# Mother Earth News or Grit Magazine?



## mama2cntrykids (Jan 1, 2013)

If you could only choose a subscription to ONE of these, which one would it be and WHY?

I'm trying to choose, but having a hard time.


----------



## enchantedgoats (Jun 2, 2013)

i didnt know grit was still in business! i"m excited! i guess you know my answer. i was a die hard mother earth fan for many years. so if your interests are more farm related then go with mother earth. grit is (or at least was) a little more rounded.


----------



## mama2cntrykids (Jan 1, 2013)

enchantedgoats said:


> i didnt know grit was still in business! i"m excited! i guess you know my answer. i was a die hard mother earth fan for many years. so if your interests are more farm related then go with mother earth. grit is (or at least was) a little more rounded.


Yep, it's still in business! Thanks for your input.

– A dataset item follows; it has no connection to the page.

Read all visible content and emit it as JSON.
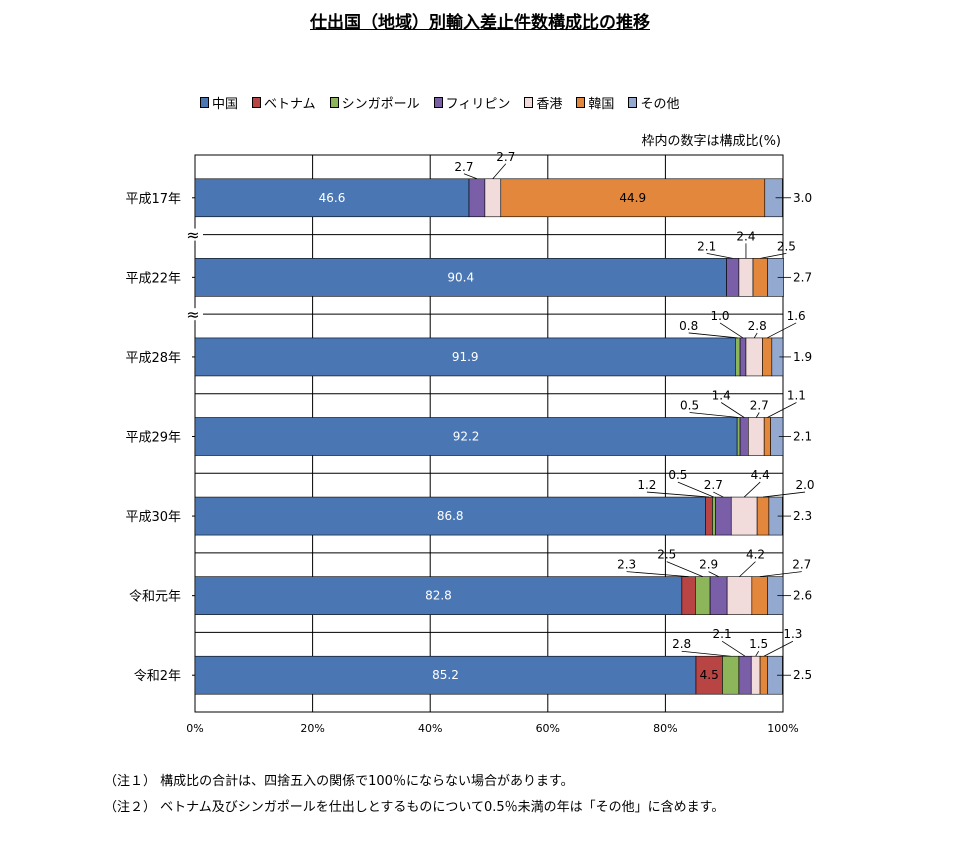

Anyone else care to chime in?


----------



## canthavejust1 (Oct 12, 2012)

I just got the newest Mother Earth News after a couple years without...not super impressed. I'm gonna cancel and get grit 
Grit seems like more all over farming. Mother Earth News didnt have much in the way of livestock info. Mostly gardening stuff


----------



## mama2cntrykids (Jan 1, 2013)

canthavejust1 said:


> I just got the newest Mother Earth News after a couple years without...not super impressed. I'm gonna cancel and get grit
> Grit seems like more all over farming. Mother Earth News didnt have much in the way of livestock info. Mostly gardening stuff


Ok, I think that I will go with Grit then. Thanks!


----------



## clearwtrbeach (May 10, 2012)

I like both, but over the years mother earth has a lot of basically repeated articles, plus you can see quite a bit online.


----------



## .:Linz:. (Aug 25, 2011)

We just started getting Grit, and I really like it. My library has copies of Mother Earth News so I usually check them out there - yours might too, then you could get the best of both worlds!


----------



## NubianFan (Jun 3, 2013)

I didn't know Grit was still in business either! My dad sold these as a kid if it is the same thing. He walked to sell them. He called it the Grit paper though, I am definitely going to ask him if it is the same thing and if it is he is getting a subscription to it from me!


----------



## canthavejust1 (Oct 12, 2012)

They showed pics of little delivery boys delivering grit back in the day  you know its a good publication if its still in print today!! 
You can buy 43 years of mother earth news on dvd or cd for $40 1970-2012. Kinda neat


----------



## NubianFan (Jun 3, 2013)

My dad is 82! He sold these when he was a little boy. I would say younger than 12. Because he drove to Michigan in a Model A when he was 15 to pick apples and send the money back to his dad and mom and younger siblings. He told me stories about walking to sell the Grit paper. I just ordered him a subscription, it is the same paper/magazine. He told me when I asked about it, "It was out of Kansas, but I haven't seen one in years" sure enough this is out of Topeka, Kansas. I told him well it is a magazine now. He said "I'd like to see one", He doesn't know I have ordered him a subscription. Let it be a surprise for him!  woohoo I am excited about this! Thank you to the original poster for bringing it up!


----------